On a graph with uniform ferromagnetic coupling $J>0$ at inverse temperature $\beta$ , the FK parameter is

p \;=\; 1-e^{-\beta J}.

In this correspondence, the random-cluster partition function matches the Potts partition function up to an explicit factor, and the cluster-weight $q^{k(\omega)}$ has a clear meaning: after choosing $\omega$ , each cluster can be assigned one of $q$ spin labels independently, giving $q^{k(\omega)}$ possible spin assignments.

A useful consequence (often phrased via the Edwards–Sokal coupling) is that connectivity events encode Potts correlations: the event “ $x$ is connected to $y$ by open edges” controls the probability that Potts spins at $x$ and $y$ are equal under the corresponding Potts measure.

Key properties

Special cases

$q=1$ : the factor $q^{k(\omega)}$ is constant, so $\phi_{G,p,1}$ is independent bond percolation with edge-open probability $p$ .
$q=2$ : corresponds to the Ising model (FK representation).
Non-integer $q>0$ : still defines a perfectly good probability model on edges, even though there is no literal $q$ -state spin interpretation.

Positive association and monotonicity (for $q\ge 1$ )

For $q\ge 1$ , the random-cluster model satisfies strong correlation inequalities (FKG-type positive association). Informally:

increasing events are positively correlated,
the model is monotone in $p$ ,
wired boundary conditions typically dominate free boundary conditions for increasing events.

These monotonicity properties are a major reason the model is a standard tool for proving existence and structure of phase transitions.

Domain Markov / specification viewpoint

Although the weight involves the global quantity $k(\omega)$ , the model still has a consistent “conditional distribution in a subregion given the outside configuration,” i.e. a specification in the sense of Gibbs specifications . This supports an infinite-volume formulation analogous to the DLR equation approach used for lattice spin systems.

Thermodynamic quantities

On boxes $\Lambda$ in $\mathbb{Z}^d$ with edge set $E_\Lambda$ , one defines the finite-volume free-energy density / pressure via

\frac{1}{|\Lambda|}\log Z_{G_\Lambda}(p,q),

leading to the lattice pressure and its thermodynamic limit when the limit exists.

Non-analytic behavior of this limit as a function of $(p,q)$ corresponds to a phase transition .

Physical interpretation

The configuration $\omega$ describes which bonds are “active.” For Potts/Ising systems, open edges represent bonds that are compatible with (or reinforce) local alignment.
Clusters in $(V,\omega)$ represent domains of aligned spins in the coupled Potts picture.
The parameter $q$ $q$ controls the entropic weight of forming new clusters:
- larger $q$ favors having many clusters (more internal label choices),
- larger $p$ favors opening edges and merging clusters.
Long-range order can be read as large-scale connectivity:
- the emergence of macroscopic clusters is tied to an order parameter ,
- in Potts/Ising language, this corresponds to spontaneous magnetization and spontaneous symmetry breaking .
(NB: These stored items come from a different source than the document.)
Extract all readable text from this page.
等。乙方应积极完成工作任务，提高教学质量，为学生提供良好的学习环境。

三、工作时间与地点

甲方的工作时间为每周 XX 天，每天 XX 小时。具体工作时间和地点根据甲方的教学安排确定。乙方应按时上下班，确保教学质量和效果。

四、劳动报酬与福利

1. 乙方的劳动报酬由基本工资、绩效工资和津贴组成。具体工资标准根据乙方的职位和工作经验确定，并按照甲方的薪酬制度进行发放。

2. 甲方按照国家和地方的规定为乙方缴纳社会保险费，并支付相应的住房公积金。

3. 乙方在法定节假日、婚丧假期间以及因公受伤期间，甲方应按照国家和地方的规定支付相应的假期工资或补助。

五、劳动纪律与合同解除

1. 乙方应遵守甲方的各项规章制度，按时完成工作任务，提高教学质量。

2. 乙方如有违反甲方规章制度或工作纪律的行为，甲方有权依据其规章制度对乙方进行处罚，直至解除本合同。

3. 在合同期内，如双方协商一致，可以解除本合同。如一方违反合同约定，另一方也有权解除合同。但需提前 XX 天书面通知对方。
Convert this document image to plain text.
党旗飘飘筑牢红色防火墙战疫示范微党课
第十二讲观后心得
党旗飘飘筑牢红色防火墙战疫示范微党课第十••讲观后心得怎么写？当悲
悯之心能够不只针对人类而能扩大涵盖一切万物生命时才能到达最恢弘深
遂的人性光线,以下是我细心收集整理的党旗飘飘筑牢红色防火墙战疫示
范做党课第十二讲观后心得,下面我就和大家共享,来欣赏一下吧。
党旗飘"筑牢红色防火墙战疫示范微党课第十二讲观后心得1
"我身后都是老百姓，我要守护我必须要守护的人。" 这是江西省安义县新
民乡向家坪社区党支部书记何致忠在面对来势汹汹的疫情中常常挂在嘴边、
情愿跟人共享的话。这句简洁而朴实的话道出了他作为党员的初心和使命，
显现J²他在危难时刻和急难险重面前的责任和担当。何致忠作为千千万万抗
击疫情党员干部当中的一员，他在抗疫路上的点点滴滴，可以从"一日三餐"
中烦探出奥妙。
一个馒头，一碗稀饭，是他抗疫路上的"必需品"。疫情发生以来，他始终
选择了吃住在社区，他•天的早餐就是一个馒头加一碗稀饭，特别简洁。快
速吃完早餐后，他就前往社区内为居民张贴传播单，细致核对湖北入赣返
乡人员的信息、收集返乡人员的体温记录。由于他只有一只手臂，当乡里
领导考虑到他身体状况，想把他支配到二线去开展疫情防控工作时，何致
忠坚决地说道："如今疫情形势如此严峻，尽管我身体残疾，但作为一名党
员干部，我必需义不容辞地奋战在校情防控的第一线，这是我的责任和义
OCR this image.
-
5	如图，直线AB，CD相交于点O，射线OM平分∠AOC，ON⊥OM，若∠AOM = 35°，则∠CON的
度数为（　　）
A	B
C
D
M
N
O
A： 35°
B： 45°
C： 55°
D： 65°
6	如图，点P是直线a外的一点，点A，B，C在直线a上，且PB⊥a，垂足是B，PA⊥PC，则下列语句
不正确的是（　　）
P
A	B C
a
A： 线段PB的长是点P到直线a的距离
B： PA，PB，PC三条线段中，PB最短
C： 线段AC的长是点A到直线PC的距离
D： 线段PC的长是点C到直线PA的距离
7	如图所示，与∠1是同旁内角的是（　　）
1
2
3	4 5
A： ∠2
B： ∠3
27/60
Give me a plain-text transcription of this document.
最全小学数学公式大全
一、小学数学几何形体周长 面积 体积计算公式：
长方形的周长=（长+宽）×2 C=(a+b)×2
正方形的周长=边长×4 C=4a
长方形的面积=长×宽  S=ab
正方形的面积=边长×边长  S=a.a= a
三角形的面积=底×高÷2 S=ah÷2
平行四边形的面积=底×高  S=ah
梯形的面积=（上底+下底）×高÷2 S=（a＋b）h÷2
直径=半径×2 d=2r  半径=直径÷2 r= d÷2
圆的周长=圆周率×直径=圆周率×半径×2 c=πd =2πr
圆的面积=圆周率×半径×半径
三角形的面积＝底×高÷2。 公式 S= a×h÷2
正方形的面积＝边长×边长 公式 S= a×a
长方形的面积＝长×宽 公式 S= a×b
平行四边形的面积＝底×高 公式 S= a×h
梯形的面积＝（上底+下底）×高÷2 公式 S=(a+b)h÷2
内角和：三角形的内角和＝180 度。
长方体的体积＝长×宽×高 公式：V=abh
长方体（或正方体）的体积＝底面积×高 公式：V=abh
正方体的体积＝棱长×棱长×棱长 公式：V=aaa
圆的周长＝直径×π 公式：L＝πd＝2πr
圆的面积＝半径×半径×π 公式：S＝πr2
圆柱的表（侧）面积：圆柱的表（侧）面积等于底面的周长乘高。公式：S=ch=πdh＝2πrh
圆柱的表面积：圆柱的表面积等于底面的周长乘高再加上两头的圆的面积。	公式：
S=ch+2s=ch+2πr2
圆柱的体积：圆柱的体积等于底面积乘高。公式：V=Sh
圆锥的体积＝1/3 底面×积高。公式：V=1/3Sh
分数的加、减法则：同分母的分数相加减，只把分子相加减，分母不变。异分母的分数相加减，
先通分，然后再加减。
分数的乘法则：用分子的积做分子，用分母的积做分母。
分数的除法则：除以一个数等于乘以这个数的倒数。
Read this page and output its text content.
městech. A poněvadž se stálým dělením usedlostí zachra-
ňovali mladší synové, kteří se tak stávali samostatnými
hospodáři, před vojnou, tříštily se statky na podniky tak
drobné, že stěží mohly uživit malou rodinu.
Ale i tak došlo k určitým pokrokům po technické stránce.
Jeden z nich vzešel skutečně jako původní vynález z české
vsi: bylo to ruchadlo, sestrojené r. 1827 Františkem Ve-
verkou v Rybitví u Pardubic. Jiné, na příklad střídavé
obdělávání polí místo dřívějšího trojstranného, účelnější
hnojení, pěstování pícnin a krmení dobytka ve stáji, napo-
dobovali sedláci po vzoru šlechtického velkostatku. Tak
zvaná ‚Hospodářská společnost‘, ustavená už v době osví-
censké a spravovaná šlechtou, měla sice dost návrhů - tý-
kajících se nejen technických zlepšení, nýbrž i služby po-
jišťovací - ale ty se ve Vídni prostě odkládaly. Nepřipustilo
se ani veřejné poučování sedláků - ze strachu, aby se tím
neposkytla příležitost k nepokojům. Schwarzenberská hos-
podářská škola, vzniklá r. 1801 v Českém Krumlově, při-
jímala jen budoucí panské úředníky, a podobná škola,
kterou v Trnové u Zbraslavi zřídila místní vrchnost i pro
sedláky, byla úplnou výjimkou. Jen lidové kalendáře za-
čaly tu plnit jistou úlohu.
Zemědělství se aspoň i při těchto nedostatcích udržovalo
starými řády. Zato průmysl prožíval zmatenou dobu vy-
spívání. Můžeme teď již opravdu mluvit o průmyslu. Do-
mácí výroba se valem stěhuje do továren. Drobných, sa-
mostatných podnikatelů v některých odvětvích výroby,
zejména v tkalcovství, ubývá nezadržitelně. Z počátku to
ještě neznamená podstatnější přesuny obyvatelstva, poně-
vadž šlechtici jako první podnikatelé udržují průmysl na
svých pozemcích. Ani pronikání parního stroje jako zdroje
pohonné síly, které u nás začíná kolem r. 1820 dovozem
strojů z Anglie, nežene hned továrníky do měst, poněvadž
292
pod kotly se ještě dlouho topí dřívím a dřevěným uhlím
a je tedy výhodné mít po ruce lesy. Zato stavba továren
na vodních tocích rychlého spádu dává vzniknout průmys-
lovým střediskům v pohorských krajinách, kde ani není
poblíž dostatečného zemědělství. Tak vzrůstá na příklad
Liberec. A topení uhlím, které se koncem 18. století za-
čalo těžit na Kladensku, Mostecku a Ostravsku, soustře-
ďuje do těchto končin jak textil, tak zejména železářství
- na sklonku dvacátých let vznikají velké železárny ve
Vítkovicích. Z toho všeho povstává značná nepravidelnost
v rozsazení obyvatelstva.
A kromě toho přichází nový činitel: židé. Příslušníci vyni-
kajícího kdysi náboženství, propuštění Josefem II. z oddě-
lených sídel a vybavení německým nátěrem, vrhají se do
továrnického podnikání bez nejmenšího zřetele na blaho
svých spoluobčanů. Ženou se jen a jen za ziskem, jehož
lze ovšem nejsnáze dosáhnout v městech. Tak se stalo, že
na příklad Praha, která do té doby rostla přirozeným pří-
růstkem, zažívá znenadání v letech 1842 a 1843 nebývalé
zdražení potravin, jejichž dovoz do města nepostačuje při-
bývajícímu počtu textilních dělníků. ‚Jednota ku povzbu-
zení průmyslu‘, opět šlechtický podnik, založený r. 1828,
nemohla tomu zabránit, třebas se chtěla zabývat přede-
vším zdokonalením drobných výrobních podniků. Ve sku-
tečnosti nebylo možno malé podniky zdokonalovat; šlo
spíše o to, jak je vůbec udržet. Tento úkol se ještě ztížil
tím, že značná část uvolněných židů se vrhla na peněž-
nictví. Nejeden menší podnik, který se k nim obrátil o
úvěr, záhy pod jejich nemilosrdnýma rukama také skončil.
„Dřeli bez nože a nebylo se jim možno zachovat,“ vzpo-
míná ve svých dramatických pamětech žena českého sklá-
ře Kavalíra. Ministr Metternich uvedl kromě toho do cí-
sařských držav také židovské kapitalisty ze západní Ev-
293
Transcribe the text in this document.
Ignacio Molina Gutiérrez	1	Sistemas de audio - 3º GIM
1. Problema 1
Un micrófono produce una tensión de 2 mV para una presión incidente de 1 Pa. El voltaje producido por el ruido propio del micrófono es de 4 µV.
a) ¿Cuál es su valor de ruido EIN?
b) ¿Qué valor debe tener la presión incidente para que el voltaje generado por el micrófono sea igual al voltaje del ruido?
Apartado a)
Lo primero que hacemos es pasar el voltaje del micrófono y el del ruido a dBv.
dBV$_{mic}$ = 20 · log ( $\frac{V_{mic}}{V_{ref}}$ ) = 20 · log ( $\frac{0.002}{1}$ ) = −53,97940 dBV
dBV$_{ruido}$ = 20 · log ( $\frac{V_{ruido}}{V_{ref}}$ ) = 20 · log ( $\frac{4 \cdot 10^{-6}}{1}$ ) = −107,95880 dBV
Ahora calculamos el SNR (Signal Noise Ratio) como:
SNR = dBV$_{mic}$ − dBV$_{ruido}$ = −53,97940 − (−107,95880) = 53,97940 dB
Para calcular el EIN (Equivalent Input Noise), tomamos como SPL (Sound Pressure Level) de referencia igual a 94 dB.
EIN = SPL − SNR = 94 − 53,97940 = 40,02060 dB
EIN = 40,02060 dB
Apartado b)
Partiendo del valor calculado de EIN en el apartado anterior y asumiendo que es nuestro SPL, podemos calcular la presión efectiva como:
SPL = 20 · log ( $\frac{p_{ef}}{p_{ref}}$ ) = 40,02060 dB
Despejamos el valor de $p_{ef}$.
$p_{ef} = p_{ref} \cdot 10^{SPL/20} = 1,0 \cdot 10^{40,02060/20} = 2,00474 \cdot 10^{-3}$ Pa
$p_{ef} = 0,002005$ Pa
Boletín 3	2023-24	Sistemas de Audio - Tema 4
Because it translates spin ordering questions into geometric connectivity questions, the random-cluster model is a central bridge between lattice spin systems and percolation-style geometry, and it provides geometric access to quantities like two-point correlations , correlation length , and susceptibility through cluster connectivity and cluster-size statistics.